Case ID: ad2d_141/html/0658-01.html
Source: Caselaw Access Project
Author: {"author": "", "license": "Public Domain", "url": "https://static.case.law/"}
Date Created: 2024-08-24T03:29:51.129683

The People of the State of New York, Respondent, v Samuel Castro, Also Known as Louis Torres, Appellant.
   Appeal by the defendant from a judgment of the Supreme Court, Queens County (Chetta, J.), rendered May 22, 1985, convicting him of murder in the second degree, attempted murder in the second degree, robbery in the first degree (two counts) and criminal possession of a weapon in the second degree, upon a jury verdict, and imposing sentence.

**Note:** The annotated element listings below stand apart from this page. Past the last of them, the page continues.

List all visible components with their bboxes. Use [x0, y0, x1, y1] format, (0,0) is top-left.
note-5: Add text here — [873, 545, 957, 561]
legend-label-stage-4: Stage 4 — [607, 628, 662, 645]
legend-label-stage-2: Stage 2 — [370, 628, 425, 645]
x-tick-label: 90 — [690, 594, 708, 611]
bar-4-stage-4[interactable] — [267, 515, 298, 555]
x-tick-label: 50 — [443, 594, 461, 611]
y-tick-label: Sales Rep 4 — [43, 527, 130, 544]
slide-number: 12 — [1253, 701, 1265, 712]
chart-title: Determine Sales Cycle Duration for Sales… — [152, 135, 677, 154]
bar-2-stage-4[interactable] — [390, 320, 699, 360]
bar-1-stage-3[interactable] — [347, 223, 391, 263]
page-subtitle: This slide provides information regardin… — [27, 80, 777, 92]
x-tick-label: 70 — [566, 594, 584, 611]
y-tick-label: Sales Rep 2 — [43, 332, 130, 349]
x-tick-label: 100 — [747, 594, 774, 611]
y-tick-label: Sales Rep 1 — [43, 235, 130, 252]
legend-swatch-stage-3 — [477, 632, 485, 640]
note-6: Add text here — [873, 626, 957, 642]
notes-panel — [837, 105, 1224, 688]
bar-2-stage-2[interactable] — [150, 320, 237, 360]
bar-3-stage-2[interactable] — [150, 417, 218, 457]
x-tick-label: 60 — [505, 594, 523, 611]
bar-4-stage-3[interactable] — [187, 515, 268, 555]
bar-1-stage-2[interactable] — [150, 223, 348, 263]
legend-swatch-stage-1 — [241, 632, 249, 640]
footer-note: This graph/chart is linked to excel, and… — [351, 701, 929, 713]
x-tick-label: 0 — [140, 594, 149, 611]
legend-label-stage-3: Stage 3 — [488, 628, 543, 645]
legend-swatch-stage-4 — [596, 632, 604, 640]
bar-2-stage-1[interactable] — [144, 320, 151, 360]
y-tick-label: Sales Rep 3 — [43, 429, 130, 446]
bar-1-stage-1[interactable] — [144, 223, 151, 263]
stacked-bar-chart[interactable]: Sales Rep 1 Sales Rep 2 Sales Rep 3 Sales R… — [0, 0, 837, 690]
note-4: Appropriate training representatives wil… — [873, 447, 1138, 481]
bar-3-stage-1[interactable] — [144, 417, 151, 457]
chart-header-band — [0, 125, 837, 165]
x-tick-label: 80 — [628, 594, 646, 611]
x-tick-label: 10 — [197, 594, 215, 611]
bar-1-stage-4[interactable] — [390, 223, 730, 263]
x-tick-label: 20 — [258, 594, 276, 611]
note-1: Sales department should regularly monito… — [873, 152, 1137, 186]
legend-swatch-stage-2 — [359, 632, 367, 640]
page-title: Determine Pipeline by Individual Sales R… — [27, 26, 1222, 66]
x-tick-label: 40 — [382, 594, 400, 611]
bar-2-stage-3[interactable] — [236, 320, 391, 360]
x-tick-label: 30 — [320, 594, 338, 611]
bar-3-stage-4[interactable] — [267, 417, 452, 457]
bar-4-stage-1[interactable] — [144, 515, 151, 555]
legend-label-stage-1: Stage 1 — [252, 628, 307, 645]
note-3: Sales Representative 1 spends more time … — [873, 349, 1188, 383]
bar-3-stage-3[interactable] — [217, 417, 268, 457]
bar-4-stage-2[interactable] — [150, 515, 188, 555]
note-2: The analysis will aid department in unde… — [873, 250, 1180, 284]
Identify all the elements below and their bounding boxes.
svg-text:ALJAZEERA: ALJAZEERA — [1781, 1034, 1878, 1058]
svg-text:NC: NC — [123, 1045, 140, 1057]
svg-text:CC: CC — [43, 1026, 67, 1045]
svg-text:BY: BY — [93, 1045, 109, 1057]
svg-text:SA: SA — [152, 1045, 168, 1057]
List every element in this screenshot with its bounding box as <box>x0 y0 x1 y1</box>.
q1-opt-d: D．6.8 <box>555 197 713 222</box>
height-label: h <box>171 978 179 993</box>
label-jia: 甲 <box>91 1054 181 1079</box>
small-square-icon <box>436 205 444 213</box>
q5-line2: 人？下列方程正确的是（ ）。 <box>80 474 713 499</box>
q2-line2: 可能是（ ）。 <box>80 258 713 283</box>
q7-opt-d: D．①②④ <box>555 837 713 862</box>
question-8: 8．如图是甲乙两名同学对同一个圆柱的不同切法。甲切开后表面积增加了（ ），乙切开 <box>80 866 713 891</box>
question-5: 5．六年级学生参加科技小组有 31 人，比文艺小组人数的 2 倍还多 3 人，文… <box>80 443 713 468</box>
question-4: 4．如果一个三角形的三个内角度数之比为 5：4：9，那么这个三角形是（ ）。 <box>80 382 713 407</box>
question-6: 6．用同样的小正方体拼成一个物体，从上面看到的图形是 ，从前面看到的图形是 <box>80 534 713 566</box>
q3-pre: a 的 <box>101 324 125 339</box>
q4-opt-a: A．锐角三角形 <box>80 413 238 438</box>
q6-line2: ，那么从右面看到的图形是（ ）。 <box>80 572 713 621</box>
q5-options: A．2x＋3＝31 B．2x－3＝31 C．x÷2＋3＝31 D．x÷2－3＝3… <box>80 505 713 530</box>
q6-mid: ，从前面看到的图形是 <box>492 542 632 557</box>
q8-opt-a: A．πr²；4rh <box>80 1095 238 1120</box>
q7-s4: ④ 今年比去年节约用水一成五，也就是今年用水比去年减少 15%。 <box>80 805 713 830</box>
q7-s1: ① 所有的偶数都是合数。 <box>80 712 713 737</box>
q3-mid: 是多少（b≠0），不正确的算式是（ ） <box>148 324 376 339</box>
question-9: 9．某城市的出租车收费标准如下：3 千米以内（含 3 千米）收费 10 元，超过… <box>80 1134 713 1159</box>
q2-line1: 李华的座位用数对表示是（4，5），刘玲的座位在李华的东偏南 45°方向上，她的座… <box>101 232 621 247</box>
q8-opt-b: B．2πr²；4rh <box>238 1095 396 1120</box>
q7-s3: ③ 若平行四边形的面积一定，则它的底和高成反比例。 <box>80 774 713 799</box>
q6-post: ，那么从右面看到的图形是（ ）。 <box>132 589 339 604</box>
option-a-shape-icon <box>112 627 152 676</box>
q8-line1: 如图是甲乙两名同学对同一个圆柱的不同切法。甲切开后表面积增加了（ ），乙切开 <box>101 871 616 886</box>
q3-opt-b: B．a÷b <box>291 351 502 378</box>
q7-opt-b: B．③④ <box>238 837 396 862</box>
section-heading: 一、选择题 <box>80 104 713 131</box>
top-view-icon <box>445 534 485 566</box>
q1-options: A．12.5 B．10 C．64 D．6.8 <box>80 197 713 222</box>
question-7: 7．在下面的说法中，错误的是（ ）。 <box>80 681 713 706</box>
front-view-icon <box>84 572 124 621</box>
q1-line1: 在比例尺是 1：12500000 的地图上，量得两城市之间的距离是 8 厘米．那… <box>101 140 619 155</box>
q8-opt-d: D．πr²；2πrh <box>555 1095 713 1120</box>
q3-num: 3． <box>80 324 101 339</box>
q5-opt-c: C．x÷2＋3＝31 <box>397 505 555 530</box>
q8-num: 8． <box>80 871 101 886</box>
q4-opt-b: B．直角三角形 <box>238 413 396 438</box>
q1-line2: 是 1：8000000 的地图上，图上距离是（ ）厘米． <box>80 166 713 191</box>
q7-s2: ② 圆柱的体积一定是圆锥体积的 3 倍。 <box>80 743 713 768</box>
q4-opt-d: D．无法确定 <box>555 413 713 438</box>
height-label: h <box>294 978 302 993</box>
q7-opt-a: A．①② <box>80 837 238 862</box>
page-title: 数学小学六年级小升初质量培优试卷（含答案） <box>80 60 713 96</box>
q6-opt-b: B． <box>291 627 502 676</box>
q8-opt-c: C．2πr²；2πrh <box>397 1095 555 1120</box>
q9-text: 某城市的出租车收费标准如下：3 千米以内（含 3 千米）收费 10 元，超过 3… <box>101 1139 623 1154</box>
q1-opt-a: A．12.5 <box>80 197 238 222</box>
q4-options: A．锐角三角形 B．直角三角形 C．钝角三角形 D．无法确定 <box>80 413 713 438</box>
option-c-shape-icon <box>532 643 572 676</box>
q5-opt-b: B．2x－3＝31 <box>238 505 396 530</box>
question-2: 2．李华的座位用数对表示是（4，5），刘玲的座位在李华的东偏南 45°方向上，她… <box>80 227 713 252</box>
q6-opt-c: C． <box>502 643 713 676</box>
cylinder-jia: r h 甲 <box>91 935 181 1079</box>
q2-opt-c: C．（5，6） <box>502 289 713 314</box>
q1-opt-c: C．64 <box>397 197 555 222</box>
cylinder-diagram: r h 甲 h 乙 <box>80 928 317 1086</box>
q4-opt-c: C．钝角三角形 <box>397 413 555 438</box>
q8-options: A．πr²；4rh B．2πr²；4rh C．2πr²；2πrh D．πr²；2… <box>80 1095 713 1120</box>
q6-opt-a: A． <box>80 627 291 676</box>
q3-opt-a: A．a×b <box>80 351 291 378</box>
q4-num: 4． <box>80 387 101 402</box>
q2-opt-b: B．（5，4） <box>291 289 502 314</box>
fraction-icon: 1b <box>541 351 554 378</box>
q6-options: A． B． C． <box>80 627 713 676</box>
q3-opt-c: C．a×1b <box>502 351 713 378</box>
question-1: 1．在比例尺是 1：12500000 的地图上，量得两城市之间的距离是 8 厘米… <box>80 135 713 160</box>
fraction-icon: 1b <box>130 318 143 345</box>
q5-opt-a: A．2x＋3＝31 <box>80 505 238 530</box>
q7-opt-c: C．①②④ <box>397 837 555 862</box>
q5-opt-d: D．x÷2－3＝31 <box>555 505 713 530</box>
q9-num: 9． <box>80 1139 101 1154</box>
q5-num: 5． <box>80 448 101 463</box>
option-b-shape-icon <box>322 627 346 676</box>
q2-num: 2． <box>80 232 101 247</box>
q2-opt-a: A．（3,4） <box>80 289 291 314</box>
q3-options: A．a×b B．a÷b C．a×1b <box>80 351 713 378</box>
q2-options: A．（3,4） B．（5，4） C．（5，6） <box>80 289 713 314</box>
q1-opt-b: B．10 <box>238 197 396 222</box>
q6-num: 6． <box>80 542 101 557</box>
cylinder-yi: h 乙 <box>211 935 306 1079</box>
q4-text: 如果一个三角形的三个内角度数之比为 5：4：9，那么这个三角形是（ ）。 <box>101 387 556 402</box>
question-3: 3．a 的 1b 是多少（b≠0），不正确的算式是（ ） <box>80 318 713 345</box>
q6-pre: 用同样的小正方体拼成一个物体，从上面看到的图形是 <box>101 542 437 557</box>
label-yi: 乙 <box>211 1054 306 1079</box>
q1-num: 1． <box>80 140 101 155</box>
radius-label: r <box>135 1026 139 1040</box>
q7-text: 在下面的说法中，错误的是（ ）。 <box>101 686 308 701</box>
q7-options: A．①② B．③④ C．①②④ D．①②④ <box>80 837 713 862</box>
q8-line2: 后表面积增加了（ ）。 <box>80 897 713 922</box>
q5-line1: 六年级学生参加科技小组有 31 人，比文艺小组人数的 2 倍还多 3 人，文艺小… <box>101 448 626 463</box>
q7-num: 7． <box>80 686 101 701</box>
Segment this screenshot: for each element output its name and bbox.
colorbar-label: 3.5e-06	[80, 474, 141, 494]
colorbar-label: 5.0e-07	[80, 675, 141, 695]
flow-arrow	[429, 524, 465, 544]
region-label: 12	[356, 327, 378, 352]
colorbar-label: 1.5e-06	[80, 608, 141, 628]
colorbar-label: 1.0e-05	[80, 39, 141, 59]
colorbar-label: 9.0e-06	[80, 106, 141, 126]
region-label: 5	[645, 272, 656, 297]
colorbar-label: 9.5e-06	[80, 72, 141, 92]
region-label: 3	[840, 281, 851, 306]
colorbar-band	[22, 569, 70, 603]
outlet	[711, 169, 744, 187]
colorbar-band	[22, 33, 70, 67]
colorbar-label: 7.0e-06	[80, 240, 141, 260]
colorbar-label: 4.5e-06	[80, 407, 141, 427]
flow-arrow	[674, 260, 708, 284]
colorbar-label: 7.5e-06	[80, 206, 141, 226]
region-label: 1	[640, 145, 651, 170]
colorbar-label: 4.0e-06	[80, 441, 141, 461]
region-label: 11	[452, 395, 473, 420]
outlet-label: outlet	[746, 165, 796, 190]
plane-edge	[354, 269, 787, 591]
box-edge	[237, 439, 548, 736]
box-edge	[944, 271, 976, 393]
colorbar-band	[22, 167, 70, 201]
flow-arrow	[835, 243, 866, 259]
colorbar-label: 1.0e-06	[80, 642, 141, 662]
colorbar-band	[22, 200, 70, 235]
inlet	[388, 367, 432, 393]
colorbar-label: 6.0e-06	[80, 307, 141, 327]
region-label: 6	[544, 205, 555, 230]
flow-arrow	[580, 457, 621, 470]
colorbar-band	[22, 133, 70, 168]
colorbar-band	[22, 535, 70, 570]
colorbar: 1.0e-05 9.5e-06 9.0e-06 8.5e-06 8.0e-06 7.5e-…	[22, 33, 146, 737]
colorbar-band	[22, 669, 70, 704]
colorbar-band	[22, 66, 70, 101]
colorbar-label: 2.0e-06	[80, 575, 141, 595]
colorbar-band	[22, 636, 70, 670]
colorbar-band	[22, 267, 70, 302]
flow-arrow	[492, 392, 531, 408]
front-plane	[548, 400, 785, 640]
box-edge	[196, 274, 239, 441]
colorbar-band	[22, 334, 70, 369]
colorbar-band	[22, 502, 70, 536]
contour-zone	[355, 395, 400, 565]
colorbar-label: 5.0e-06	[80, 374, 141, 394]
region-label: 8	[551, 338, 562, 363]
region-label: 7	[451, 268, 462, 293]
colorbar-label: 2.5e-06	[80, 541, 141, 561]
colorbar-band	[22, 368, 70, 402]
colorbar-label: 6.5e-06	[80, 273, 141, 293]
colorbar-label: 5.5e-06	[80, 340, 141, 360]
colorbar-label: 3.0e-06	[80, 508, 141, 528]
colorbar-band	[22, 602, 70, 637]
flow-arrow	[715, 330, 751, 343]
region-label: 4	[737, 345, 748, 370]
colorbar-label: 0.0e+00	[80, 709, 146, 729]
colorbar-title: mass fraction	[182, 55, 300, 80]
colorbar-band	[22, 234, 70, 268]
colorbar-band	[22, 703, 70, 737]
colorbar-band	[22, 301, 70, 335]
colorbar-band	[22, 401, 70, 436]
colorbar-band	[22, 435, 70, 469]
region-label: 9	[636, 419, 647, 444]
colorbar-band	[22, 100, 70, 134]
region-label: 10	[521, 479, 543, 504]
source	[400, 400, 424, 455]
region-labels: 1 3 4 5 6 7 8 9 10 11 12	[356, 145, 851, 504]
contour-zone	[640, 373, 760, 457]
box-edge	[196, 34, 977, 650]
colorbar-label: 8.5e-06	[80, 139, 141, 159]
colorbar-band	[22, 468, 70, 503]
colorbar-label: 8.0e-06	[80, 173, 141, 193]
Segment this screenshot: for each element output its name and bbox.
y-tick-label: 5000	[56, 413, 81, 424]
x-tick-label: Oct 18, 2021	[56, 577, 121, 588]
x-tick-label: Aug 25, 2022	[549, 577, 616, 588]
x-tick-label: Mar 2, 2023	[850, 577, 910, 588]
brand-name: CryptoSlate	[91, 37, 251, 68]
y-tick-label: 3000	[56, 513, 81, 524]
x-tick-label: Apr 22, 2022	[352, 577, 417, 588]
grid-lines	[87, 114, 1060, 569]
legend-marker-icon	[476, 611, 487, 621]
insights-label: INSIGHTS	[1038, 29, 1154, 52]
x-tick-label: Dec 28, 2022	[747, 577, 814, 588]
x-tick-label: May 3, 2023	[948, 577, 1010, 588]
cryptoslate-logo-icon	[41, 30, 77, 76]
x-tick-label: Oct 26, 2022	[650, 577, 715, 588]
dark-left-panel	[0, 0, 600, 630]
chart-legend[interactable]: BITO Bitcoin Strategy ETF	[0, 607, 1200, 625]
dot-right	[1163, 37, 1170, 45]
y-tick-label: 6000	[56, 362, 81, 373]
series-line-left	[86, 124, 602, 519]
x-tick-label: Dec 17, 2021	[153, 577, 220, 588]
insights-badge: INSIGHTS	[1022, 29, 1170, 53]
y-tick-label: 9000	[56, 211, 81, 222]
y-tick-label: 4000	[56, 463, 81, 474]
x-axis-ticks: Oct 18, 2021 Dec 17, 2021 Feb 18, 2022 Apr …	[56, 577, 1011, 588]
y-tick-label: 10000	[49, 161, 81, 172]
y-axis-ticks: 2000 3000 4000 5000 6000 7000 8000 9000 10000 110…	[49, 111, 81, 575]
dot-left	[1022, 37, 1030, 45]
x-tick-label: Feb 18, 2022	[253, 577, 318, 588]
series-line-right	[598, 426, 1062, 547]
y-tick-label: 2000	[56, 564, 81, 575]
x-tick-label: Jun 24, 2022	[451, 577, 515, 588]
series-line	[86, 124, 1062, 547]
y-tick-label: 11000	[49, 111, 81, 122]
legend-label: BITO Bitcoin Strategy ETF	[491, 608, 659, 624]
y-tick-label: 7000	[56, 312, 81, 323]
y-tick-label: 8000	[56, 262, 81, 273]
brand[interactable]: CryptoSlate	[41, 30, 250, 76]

Ordered that the judgment is affirmed.

Viewing the evidence adduced at trial in the light most favorable to the People (see, People v Contes, 60 NY2d 620), we find that it was legally sufficient to establish the defendant’s guilt. The complainant testified that the defendant entered his grocery store, pointed a handgun at his head, threatened to shoot him, and took two gold chains from him. A bystander, who was a co-owner of the complainant, testified that, as the defendant left the grocery store, he fired at least two shots at the bystander and the man standing next to the bystander (hereinafter the victim). After the victim fell, fatally wounded, the bystander took the victim’s gun from his waistband and shot back at the defendant with it. Security officers, who heard the shots, pursued the defendant who fled holding a gun in his hand. Within minutes of the shooting, the defendant was apprehended by the security officers who ordered him to drop his gun. The security officers turned the gun over to the police and subsequent ballistics tests showed that the gun the security officers had seized fired the fatal bullet.

The defendant testified that while he committed the robbery, he had carried only a toy gun, which he lost as he fled, and that the gun which fired the fatal bullet was dropped by the bystander at the place where the defendant was apprehended by the security officers. According to the defendant, the security officers incorrectly concluded that the gun they recovered was his gun. The jury was entitled to credit the testimony of the People’s witnesses and reject the testimony of the defendant. Resolution of issues of credibility, as well as the weight to be accorded to the evidence presented, are primarily questions to be determined by the jury, which saw and heard the witnesses (see, People v Gaimari, 176 NY 84, 94). Its determination should be accorded great weight on appeal and should not be disturbed unless clearly unsupported by the record (see, People v Garafolo, 44 AD2d 86, 88). Upon the exercise of our factual review power, we are satisfied that the verdict was not against the weight of the evidence (CPL 470.15 [5]).

We reject the defendant’s contention that the trial court’s felony murder charge did not require the jury to determine whether the bullet which caused the victim’s death came from a gun fired by the defendant. The felony murder charge specifically indicated that the defendant was accused of shooting the victim with a pistol, thereby causing his death. Accordingly, the court’s subsequent references to the causation issue would have been understood by the jury as meaning that they must find that the defendant caused the victim’s death by shooting him (see, People v Wood, 8 NY2d 48; People v Ramos, 116 AD2d 462; People v Guraj, 105 Misc 2d 176). In any event, the defendant’s position was made abundantly clear through the efforts of defense counsel on summation (see, People v Little, 98 AD2d 752, affd 62 NY2d 1020) and the jury’s verdict of guilty on the charges of criminal possession, of a weapon in the second degree (Penal Law § 265.03) and robbery in the first degree (Penal Law § 160.15 [1], [2]), make clear that the jury rejected the defendant’s toy gun defense and found that he had fired the shot which killed the victim.

We further find that the conviction for attempted murder of the bystander is not repugnant to the acquittal for the intentional murder of the victim, since the elements of the two counts, as charged to the jury, were not the same (see, People v Green, 71 NY2d 1006; People v Tucker, 55 NY2d 1, rearg denied 55 NY2d 1039; People v James, 112 AD2d 380; People v Zuziela, 98 AD2d 161, 164-165; see also, People v Satloff, 82 AD2d 896, affd on other grounds 56 NY2d 745, rearg denied 57 NY2d 674).

We have considered the defendant’s additional contentions and find them to be without merit. Lawrence, J. P., Weinstein, Spatt and Balletta, JJ., concur.